Indeed, Carpenter says that it is important to acknowledge that companies embarking on digital transformation face significant challenges when it comes to “overcoming technical debt and transforming the enterprise without throwing the baby out with the bath water.”

“At SAP we’d argue that there are significant transformational benefits (such as standardisation, best practices, fast time-to-value and lower risk) that flow from adopting a suite at the same time that you leverage the stack for integration, differentiation and innovation. That is why our strategy is to provide both an intelligent suite of applications and a business technology platform (stack) and to do so adhering to openness and standards so that our customers and partners can utilise existing and non-SAP assets to best effect.”

Further acquisitions ahead

Fundamentally all enterprise software companies are having to rethink how they engage with a customer – moving from looking at improving or accelerating today’s processes, into anticipating tomorrow’s markets and opportunities. 
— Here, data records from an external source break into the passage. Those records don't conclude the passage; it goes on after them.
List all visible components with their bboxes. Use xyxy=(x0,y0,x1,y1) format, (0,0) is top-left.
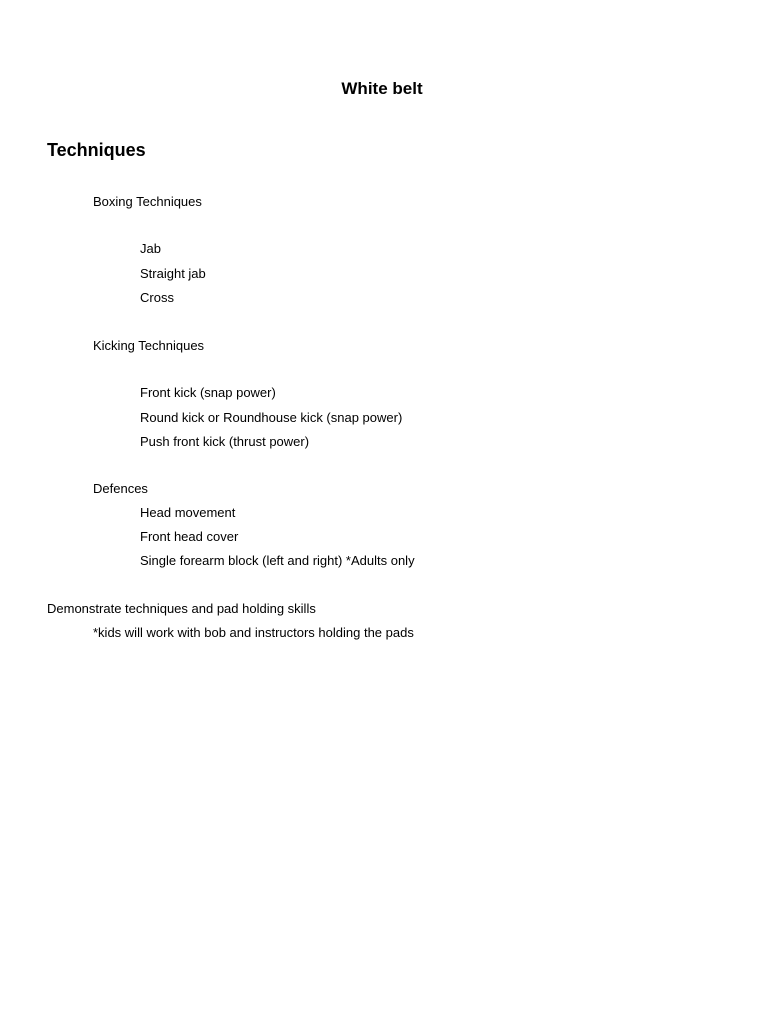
group-heading-boxing: Boxing Techniques xyxy=(93,194,202,209)
list-item: Front kick (snap power) xyxy=(140,385,276,400)
list-item: Front head cover xyxy=(140,529,239,544)
list-item: Straight jab xyxy=(140,266,206,281)
list-item: Push front kick (thrust power) xyxy=(140,434,310,449)
document-title: White belt xyxy=(341,79,423,98)
list-item: Single forearm block (left and right) *Adults only xyxy=(140,553,415,568)
list-item: Head movement xyxy=(140,505,236,520)
group-heading-defences: Defences xyxy=(93,481,148,496)
group-heading-kicking: Kicking Techniques xyxy=(93,338,205,353)
demonstration-text: Demonstrate techniques and pad holding skills xyxy=(47,601,316,616)
section-heading-techniques: Techniques xyxy=(47,140,146,160)
demonstration-note: *kids will work with bob and instructors holding the pads xyxy=(93,625,414,640)
list-item: Round kick or Roundhouse kick (snap power) xyxy=(140,410,403,425)
list-item: Jab xyxy=(140,241,161,256)
list-item: Cross xyxy=(140,290,174,305)
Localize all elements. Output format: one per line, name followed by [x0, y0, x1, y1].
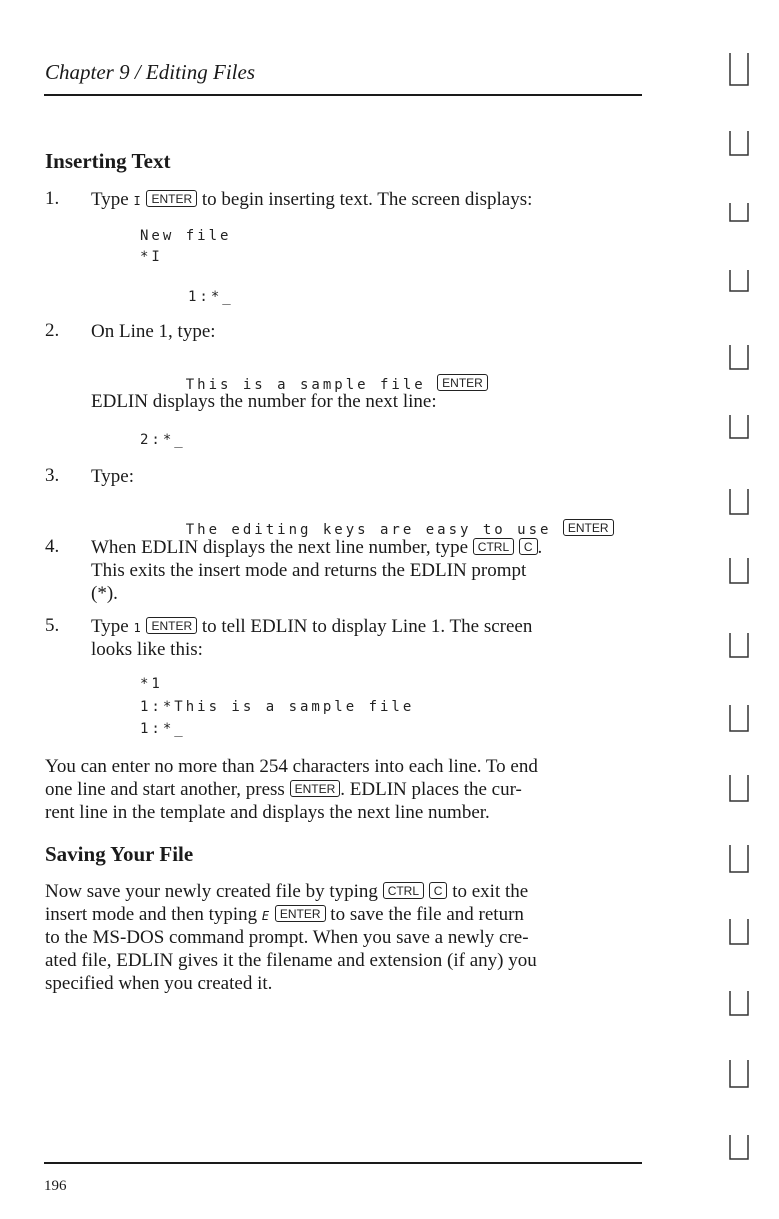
- saving-line-1-pre: Now save your newly created file by typing: [45, 881, 378, 902]
- enter-key: ENTER: [275, 905, 326, 922]
- step-4-line-1: [91, 536, 542, 559]
- screen-line: 2:*_: [140, 432, 186, 448]
- ctrl-key: CTRL: [383, 882, 424, 899]
- enter-key: ENTER: [290, 780, 341, 797]
- chapter-header: Chapter 9 / Editing Files: [45, 60, 255, 84]
- binding-hole-mark: [730, 633, 748, 657]
- step-number-4: 4.: [45, 536, 60, 557]
- screen-line: New file: [140, 228, 232, 244]
- saving-line-1: [45, 880, 528, 903]
- step-5-post: to tell EDLIN to display Line 1. The screen: [201, 616, 533, 637]
- step-1-pre: Type: [91, 189, 129, 210]
- step-number-5: 5.: [45, 615, 60, 636]
- step-1-text: [91, 188, 532, 213]
- saving-command: E: [261, 909, 271, 923]
- saving-line-2: [45, 903, 524, 928]
- saving-line-1-post: to exit the: [452, 881, 529, 902]
- saving-line-2-pre: insert mode and then typing: [45, 904, 258, 925]
- binding-hole-mark: [730, 1135, 748, 1159]
- step-4-period: .: [537, 537, 543, 558]
- step-3-text: Type:: [91, 466, 134, 487]
- screen-line: *I: [140, 249, 163, 265]
- screen-line: 1:*This is a sample file: [140, 699, 415, 715]
- saving-line-4: ated file, EDLIN gives it the filename and extension (if any) you: [45, 950, 537, 971]
- binding-hole-mark: [730, 489, 748, 514]
- c-key: C: [429, 882, 448, 899]
- binding-hole-mark: [730, 558, 748, 583]
- paragraph-line-2-pre: one line and start another, press: [45, 779, 285, 800]
- screen-line: 1:*_: [188, 289, 234, 305]
- section-title-saving: Saving Your File: [45, 842, 194, 866]
- binding-hole-mark: [730, 845, 748, 872]
- enter-key: ENTER: [146, 617, 197, 634]
- binding-hole-mark: [730, 415, 748, 438]
- saving-line-2-post: to save the file and return: [330, 904, 524, 925]
- binding-hole-mark: [730, 1060, 748, 1087]
- step-4-line-2: This exits the insert mode and returns the EDLIN prompt: [91, 560, 527, 581]
- binding-hole-mark: [730, 131, 748, 155]
- binding-hole-mark: [730, 270, 748, 291]
- enter-key: ENTER: [146, 190, 197, 207]
- saving-line-3: to the MS-DOS command prompt. When you save a newly cre-: [45, 927, 529, 948]
- paragraph-line-2-post: . EDLIN places the cur-: [340, 779, 522, 800]
- enter-key: ENTER: [437, 374, 488, 391]
- paragraph-line-1: You can enter no more than 254 characters into each line. To end: [45, 756, 538, 777]
- binding-hole-mark: [730, 919, 748, 944]
- step-5-line-2: looks like this:: [91, 639, 203, 660]
- step-4-pre: When EDLIN displays the next line number, type: [91, 537, 469, 558]
- binding-hole-mark: [730, 345, 748, 369]
- footer-rule: [44, 1162, 642, 1164]
- screen-line: 1:*_: [140, 721, 186, 737]
- ctrl-key: CTRL: [473, 538, 514, 555]
- step-number-2: 2.: [45, 320, 60, 341]
- c-key: C: [519, 538, 538, 555]
- step-5-line-1: [91, 615, 532, 640]
- binding-hole-mark: [730, 53, 748, 85]
- typed-text: This is a sample file: [185, 377, 426, 393]
- step-5-command: 1: [133, 621, 142, 635]
- binding-hole-mark: [730, 775, 748, 801]
- binding-hole-mark: [730, 203, 748, 221]
- step-number-3: 3.: [45, 465, 60, 486]
- step-number-1: 1.: [45, 188, 60, 209]
- typed-text: The editing keys are easy to use: [185, 522, 552, 538]
- step-2-after: EDLIN displays the number for the next line:: [91, 391, 437, 412]
- screen-line: *1: [140, 676, 163, 692]
- step-1-command: I: [133, 194, 142, 208]
- paragraph-line-2: [45, 778, 522, 801]
- step-2-text: On Line 1, type:: [91, 321, 216, 342]
- page-number: 196: [44, 1178, 67, 1194]
- step-5-pre: Type: [91, 616, 129, 637]
- step-1-post: to begin inserting text. The screen displays:: [201, 189, 533, 210]
- section-title-inserting: Inserting Text: [45, 149, 171, 173]
- binding-hole-mark: [730, 705, 748, 731]
- enter-key: ENTER: [563, 519, 614, 536]
- saving-line-5: specified when you created it.: [45, 973, 273, 994]
- binding-hole-mark: [730, 991, 748, 1015]
- paragraph-line-3: rent line in the template and displays the next line number.: [45, 802, 490, 823]
- header-rule: [44, 94, 642, 96]
- step-4-line-3: (*).: [91, 583, 118, 604]
- binding-marks: [720, 45, 760, 1175]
For some, this could mean making acquisitions to plug any gaps. “It demands looking beyond just the applications and the related processes,” said Lewis. “It is about finding the future technology capability of a customer and being ready for them at that point. If there are acquisitions that fit these criteria, then we would consider them.”

It is unlikely Infor will be alone in this strategy, and we should expect to see M&A activity from traditional software vendors looking to build out their portfolios.

“At SAP whilst much of our application suite has been built through acquisitions (such as ARIBA, SuccessFactors, Concur, hybris and others),” said Carpenter. “When it comes to the stack this is of such paramount importance to our strategy and such a great opportunity to leverage our decades of business process know-how that we are driving this largely through organic R&D.”

Ultimately, any application suite vendor that is not already making the effort to embrace the suite and stack paradigm is going to find themselves at a significant disadvantage – and of limited relevance to their customers.

“It is a real threat to the suite players if they don’t recognise the potential of stacks,” said Jepsen. “There is a view that everything should originate within the suite, but this is designed to keep the customer in the ERP vendor’s world. Technology is now enabling very different, loosely coupled environments, where customers can use the tools they want to use. Vendors who don’t recognise this change will perish.”

Those with skin in the game may try to convince customers that their approach is best. But as we’ve seen, the large software firms are adopting and incorporating a stack mentality when it comes to their portfolio. And there are lessons to be learned from both ends of the spectrum. Ultimately it is not an either/or scenario for the customer, but rather ‘where on the spectrum is the solution that best suits your business?’